Serious Dirty COW bug leaves millions of Linux users vulnerable to attack

A vulnerability discovered in the Linux kernel has been present for nine years, and users are being advised to seek out and install a patch as soon as they possibly can. Dubbed Dirty COW, the bug is a privilege escalation vulnerability which can be found in just about every Linux distro out there.

Discovered by security expert Phil Oester, Dirty COW is described as one of the most serious bugs of its type ever found in Linux. Assigned the code CVE-2016-5195, there is evidence that the vulnerability has been exploited and a website set up to alert people to the problem advises that the "security community should deploy honeypots that entrap attackers and to alert about exploitation attempts".

While the bug has now been patched, it's important that Linux users check that they have the patch installed. With Linux used to power so many web servers around the world, the potential impact of a successful exploit is huge. What’s particularly concerning about the exploit is that it is all but impossible for antivirus and security software to detect, and once exploited, there is no evidence of what has happened.

The description of Dirty COW on the Red Hat site explains:

A race condition was found in the way the Linux kernel's memory subsystem handled the copy-on-write (COW) breakage of private read-only memory mappings. An unprivileged local user could use this flaw to gain write access to otherwise read-only memory mappings and thus increase their privileges on the system.

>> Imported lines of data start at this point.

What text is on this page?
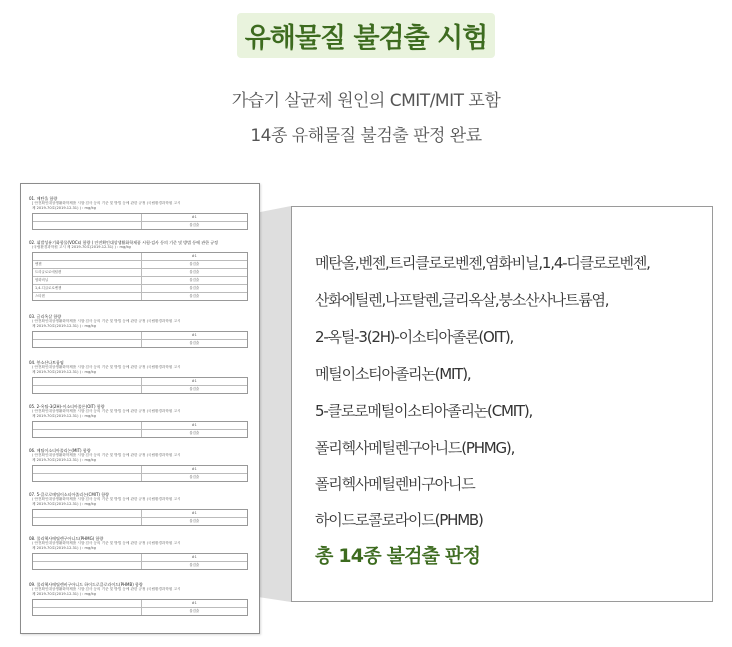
유해물질 불검출 시험
가습기 살균제 원인의 CMIT/MIT 포함
14종 유해물질 불검출 판정 완료
01. 메탄올 함량
[ 안전확인대상생활화학제품 시험·검사 등의 기준 및 방법 등에 관한 규정 (국립환경과학원 고시
제 2019-70호(2019.12.31) ) : mg/kg
#1
불검출
02. 휘발성유기화합물(VOCs) 함량 ( 안전확인대상생활화학제품 시험·검사 등의 기준 및 방법 등에 관한 규정
(국립환경과학원 고시 제 2019-70호(2019.12.31) ) : mg/kg
#1
벤젠	불검출
트리클로로에틸렌	불검출
염화비닐	불검출
1,4-디클로로벤젠	불검출
스티렌	불검출
03. 글리옥살 함량
( 안전확인대상생활화학제품 시험·검사 등의 기준 및 방법 등에 관한 규정 (국립환경과학원 고시
제 2019-70호(2019.12.31) ) : mg/kg
#1
불검출
04. 붕소산나트륨염
( 안전확인대상생활화학제품 시험·검사 등의 기준 및 방법 등에 관한 규정 (국립환경과학원 고시
제 2019-70호(2019.12.31) ) : mg/kg
#1
불검출
05. 2-옥틸-3(2H)-이소티아졸론(OIT) 함량
( 안전확인대상생활화학제품 시험·검사 등의 기준 및 방법 등에 관한 규정 (국립환경과학원 고시
제 2019-70호(2019.12.31) ) : mg/kg
#1
불검출
06. 메틸이소티아졸리논(MIT) 함량
( 안전확인대상생활화학제품 시험·검사 등의 기준 및 방법 등에 관한 규정 (국립환경과학원 고시
제 2019-70호(2019.12.31) ) : mg/kg
#1
불검출
07. 5-클로로메틸이소티아졸리논(CMIT) 함량
( 안전확인대상생활화학제품 시험·검사 등의 기준 및 방법 등에 관한 규정 (국립환경과학원 고시
제 2019-70호(2019.12.31) ) : mg/kg
#1
불검출
08. 폴리헥사메틸렌구아니드(PHMG) 함량
( 안전확인대상생활화학제품 시험·검사 등의 기준 및 방법 등에 관한 규정 (국립환경과학원 고시
제 2019-70호(2019.12.31) ) : mg/kg
#1
불검출
09. 폴리헥사메틸렌비구아니드 하이드로클로라이드(PHMB) 함량
( 안전확인대상생활화학제품 시험·검사 등의 기준 및 방법 등에 관한 규정 (국립환경과학원 고시
제 2019-70호(2019.12.31) ) : mg/kg
#1
불검출
메탄올,벤젠,트리클로로벤젠,염화비닐,1,4-디클로로벤젠,
산화에틸렌,나프탈렌,글리옥살,붕소산사나트륨염,
2-옥틸-3(2H)-이소티아졸론(OIT),
메틸이소티아졸리논(MIT),
5-클로로메틸이소티아졸리논(CMIT),
폴리헥사메틸렌구아니드(PHMG),
폴리헥사메틸렌비구아니드
하이드로콜로라이드(PHMB)
총 14종 불검출 판정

The Dirty COW advisory site was set up to help spread word of the problem. There is a stark warning that attacks could be very difficult to detect:

Although the attack can happen in different layers, antivirus signatures that detect Dirty COW could be developed. Due to the attack complexity, differentiating between legitimate use and attack cannot be done easily, but the attack may be detected by comparing the size of the binary against the size of the original binary. This implies that antivirus can be programmed to detect the attack but not to block it unless binaries are blocked altogether.

In an email to Ars Technica, Oester explains how he discovered the vulnerability:

Any user can become root in < 5 seconds in my testing, very reliably. Scary stuff.

The vulnerability is easiest exploited with local access to a system such as shell accounts. Less trivially, any web server/application vulnerability which allows the attacker to upload a file to the impacted system and execute it also works.

The particular exploit which was uploaded to my system was compiled with GCC 4.8.5 released 20150623, though this should not imply that the vulnerability was not available earlier than that date given its longevity. As to who is being targeted, anyone running Linux on a web facing server is vulnerable.

For the past few years, I have been capturing all inbound traffic to my webservers for forensic analysis. This practice has proved invaluable on numerous occasions, and I would recommend it to all admins. In this case, I was able to extract the uploaded binary from those captures to analyze its behavior, and escalate to the appropriate Linux kernel maintainers.